Она не отвечает. Мое сердце колотится, а дыхание перехватывает. Я надеюсь, что все не так поняла, но ее решительное и непоколебимое выражение лица не оставляет мне надежды.
– Я уже давно хотела тебе сказать… Я больше не могу, Зои, – шепчет она. – Это выше моих сил.
Нет. Нет-нет-нет. Она не может так со мной поступить. Я всегда знала, что из-за Брайана наша история любви пойдет под откос. Чем я это заслужила? Я не понимаю. Разве я во всем этом жертва?
Тогда почему я единственная теряю то, что мне дороже всего?
– Ты меня бросаешь?
Мой голос едок.
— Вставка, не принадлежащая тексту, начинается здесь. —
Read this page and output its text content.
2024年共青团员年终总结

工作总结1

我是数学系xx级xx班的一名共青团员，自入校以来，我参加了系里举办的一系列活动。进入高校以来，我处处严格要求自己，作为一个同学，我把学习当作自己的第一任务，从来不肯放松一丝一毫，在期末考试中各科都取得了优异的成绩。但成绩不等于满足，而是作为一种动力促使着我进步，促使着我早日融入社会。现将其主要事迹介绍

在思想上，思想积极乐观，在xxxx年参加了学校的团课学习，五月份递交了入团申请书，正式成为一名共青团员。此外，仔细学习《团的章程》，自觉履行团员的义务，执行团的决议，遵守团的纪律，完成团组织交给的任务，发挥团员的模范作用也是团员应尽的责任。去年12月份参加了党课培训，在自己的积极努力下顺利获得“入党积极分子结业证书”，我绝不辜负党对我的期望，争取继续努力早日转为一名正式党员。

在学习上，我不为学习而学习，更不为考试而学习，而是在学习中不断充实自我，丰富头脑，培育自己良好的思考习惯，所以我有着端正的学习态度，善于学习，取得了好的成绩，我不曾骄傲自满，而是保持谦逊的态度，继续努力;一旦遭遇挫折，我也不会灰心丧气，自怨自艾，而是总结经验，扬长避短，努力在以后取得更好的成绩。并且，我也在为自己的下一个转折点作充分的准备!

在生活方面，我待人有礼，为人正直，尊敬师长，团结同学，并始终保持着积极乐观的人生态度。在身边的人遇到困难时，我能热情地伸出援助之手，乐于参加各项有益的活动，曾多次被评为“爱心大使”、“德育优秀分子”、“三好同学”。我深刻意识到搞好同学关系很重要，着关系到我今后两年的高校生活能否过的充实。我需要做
Я не хотела, но ничего не могу с собой поделать. Я считаю, что ее реакция несправедлива. Если бы она меня любила, она бы осталась.
«В отношениях один всегда любит больше».
– Мне жаль.
– Черт, да мне плевать, жаль тебе или нет! – шиплю я. По моим щекам катятся слезы. – Я… Прости, я… Я стану лучше. Обещаю. Сара, пожалуйста, не делай этого. Не сейчас.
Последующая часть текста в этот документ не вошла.